At age 12, Ted was unable to control his appetite and was on calorie restriction. “Our goal is that information is based on an accepted, state-of-the-art methodology.” He reports that there are no reviews of the 19 previous trials on dietary nutrition which have now been published since 2010. He recommends that the guidelines are not a rigid prescription, rather written open to different preferences. nutritioncoalition.us

 

Dr. Anthony Gustin is a Sports Medicine clinician. He has used a whole food education platform for low carb with thousands. Over 60% of Americans have a chronic disease: diabetes, obesity and more.

We have 100’s of studies from the last 5 years proving the success of low carbohydrate diets. The current science doesn’t hold up against saturated fat. Humans do not lose the ability to digest saturated fat after infancy. Real food is not the problem. The biggest fat danger is that, in the last 100 years, seeds have been pressed and manufactured into industrial toxic seed oils.

 

Dr. Nadir M. Ali, has been a Cardiologist in the Baylor College of Medicine in Houston, TX for 30 years. For “the first 20 years, I recommended the standard guidelines. My patients did not improve on the current diet.”

But, 6 years ago, he began a low-carb diet and lost 30 pounds himself and saw his patients also improve on the ketogenic diet. He has seen elderly patients regain health and stop many medications. There have already been plenty of robust clinical trials supporting the Low Carb way of eating.

 

 Doug Reynolds spoke representing Low Carb USA which he established because of his own success. He recommends that we eliminate sugars and processed carbohydrates and eat real food. To reverse incurable diseases: eating 10% or less carbohydrates (the upper limit is 25% carbohydrates) is recommended and returns people to health.

Low Carb USA assembled a panel of advisors from around the world and, in May 2019, published set of clinical guidelines. Eating a diet low in carbohydrates results in reduced levels of inflammation and in healing for previously-thought incurable and chronic diseases including Hyperinsulinemia and Metabolic Syndrome. https://www.youtube.com/watch?v=St3pifTblII

 

Dr.

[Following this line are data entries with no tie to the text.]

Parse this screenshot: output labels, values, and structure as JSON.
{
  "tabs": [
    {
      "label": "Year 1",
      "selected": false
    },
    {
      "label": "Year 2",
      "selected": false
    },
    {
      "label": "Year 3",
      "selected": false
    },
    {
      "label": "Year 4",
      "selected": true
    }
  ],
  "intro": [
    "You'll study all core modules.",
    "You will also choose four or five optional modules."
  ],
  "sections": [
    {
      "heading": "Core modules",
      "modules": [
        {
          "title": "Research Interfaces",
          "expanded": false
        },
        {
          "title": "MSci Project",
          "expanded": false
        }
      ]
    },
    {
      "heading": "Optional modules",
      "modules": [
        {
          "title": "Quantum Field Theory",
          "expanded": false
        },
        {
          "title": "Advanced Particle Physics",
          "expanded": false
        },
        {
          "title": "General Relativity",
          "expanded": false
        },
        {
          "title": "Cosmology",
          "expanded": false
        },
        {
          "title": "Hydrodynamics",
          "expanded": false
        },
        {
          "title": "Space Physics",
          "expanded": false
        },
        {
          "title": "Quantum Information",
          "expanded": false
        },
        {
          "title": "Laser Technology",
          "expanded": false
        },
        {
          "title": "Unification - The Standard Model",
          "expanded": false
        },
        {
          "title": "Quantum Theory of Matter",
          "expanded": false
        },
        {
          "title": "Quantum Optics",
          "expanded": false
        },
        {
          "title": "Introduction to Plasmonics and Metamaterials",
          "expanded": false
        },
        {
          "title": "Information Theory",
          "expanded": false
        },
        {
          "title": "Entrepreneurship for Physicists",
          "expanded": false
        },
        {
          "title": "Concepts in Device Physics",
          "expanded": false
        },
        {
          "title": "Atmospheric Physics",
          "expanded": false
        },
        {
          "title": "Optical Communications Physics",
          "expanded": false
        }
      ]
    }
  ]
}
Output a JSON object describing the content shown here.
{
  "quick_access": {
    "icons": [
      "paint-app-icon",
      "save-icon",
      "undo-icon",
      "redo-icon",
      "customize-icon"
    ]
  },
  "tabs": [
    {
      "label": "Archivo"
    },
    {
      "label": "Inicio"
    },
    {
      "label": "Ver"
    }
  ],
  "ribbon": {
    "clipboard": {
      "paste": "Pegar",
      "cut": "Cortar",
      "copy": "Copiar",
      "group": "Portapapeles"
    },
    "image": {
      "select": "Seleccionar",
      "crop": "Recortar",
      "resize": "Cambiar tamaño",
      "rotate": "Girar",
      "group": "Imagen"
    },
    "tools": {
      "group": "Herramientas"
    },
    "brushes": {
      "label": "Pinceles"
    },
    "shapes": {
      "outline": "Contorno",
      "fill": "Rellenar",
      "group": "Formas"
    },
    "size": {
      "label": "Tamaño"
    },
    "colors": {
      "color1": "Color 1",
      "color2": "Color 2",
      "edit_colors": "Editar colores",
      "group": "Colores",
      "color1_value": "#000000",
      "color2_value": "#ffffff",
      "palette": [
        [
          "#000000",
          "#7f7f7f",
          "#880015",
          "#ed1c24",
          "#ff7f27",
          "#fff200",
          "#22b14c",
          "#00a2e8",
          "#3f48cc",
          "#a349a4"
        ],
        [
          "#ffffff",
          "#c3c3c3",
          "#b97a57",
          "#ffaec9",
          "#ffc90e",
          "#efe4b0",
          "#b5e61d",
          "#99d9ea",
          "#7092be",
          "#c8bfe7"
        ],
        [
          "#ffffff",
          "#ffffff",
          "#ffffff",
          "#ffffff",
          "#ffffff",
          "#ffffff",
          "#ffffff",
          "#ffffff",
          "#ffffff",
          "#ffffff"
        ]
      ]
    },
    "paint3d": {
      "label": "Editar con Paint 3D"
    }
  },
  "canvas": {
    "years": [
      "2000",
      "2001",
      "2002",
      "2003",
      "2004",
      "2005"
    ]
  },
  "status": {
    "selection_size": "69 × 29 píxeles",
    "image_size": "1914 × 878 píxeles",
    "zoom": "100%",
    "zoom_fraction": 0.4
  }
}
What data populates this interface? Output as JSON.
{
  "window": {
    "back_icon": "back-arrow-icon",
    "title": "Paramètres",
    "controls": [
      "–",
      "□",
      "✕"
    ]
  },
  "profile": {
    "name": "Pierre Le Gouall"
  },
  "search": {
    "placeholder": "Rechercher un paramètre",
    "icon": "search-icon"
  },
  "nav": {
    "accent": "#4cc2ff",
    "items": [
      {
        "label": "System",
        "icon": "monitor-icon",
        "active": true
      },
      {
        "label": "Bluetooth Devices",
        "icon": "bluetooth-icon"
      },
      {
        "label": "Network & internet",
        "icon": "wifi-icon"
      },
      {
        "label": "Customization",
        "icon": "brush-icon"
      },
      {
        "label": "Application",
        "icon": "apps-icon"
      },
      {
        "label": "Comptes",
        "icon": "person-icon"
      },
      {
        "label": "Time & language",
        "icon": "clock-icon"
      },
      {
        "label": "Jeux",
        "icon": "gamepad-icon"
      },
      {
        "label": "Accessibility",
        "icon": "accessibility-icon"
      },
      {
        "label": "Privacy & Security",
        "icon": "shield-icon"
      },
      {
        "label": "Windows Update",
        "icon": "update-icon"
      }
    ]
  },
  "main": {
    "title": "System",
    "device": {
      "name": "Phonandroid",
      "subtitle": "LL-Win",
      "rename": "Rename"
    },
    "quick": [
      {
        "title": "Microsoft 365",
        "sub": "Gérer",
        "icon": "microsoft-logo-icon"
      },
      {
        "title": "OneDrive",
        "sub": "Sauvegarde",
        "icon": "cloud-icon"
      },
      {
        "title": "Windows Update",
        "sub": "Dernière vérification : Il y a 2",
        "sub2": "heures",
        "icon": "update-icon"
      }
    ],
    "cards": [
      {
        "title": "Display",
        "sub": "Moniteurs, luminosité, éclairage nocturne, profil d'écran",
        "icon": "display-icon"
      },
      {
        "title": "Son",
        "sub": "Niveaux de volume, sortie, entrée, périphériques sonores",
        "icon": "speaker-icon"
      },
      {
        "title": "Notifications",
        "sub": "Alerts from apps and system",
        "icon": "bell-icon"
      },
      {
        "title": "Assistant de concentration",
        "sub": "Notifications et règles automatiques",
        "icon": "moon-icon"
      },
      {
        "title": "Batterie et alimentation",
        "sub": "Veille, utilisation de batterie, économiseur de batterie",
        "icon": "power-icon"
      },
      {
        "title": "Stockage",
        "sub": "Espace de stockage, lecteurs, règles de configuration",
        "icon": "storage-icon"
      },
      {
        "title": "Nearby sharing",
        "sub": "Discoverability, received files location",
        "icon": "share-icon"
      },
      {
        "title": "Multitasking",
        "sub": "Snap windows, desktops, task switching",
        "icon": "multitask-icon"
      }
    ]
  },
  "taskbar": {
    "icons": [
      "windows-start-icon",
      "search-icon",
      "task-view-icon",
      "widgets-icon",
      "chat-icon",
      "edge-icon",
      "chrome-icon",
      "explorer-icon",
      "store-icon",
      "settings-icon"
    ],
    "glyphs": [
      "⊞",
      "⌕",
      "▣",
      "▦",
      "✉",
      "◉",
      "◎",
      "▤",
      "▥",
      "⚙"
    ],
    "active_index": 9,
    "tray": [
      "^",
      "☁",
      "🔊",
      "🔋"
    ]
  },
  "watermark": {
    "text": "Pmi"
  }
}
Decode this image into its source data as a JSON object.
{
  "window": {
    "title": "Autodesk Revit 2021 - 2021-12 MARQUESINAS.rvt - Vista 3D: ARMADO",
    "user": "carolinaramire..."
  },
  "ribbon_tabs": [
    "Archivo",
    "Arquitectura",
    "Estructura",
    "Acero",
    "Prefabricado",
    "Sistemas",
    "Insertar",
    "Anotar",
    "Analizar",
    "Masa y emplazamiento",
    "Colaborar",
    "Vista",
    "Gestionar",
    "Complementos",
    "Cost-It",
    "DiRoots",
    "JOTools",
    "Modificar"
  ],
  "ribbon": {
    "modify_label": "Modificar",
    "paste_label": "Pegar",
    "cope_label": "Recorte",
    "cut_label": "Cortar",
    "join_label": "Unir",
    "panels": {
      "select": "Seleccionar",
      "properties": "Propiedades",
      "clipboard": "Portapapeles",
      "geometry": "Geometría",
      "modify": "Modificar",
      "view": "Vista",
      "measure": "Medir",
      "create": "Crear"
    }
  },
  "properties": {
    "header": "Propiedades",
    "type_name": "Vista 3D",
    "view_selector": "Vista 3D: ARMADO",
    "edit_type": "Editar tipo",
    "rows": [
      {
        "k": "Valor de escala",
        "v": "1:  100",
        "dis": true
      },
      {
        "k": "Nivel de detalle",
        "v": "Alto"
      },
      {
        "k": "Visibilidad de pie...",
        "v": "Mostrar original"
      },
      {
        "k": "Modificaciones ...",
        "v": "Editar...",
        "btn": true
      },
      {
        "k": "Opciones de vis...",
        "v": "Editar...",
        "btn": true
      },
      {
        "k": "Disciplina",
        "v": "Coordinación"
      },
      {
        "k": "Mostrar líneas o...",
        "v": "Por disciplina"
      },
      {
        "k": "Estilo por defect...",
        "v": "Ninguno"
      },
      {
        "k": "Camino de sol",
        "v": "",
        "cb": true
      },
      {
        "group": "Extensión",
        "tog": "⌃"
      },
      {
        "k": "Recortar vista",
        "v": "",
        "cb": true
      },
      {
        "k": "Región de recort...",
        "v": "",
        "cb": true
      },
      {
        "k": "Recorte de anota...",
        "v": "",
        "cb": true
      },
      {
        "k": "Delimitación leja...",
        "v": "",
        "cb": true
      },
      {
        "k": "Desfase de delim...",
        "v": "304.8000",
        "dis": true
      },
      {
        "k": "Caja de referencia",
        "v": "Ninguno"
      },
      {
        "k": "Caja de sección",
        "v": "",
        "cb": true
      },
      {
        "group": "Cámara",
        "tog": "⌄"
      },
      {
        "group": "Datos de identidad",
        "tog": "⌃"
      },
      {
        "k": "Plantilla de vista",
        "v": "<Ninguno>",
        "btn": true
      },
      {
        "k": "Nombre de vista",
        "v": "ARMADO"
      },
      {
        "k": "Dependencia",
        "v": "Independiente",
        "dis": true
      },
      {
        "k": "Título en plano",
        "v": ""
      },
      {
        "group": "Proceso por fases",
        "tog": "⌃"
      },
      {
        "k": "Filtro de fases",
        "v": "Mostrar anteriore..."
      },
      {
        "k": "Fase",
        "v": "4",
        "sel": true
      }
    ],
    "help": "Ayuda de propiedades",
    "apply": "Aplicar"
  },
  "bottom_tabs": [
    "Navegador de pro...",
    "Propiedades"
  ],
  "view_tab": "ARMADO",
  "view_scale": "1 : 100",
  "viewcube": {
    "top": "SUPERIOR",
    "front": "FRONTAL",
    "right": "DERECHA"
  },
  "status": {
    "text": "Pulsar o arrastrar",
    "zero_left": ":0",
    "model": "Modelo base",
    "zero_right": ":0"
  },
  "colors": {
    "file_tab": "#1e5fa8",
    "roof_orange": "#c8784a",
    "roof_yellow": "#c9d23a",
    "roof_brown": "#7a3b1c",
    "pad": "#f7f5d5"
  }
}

Molly McAdams is a rancher, a scientist and a mom. Her family has been raising beef on her ranch since the 1830’s. She reminds us that beef is a single food which is nutrient-rich and which carries important vitamins.

Over 20 studies have shown that limiting meat doesn’t help people eat better and can actually lead to over-consumption of  refined carbs as well as foods high in added sugars and sodium.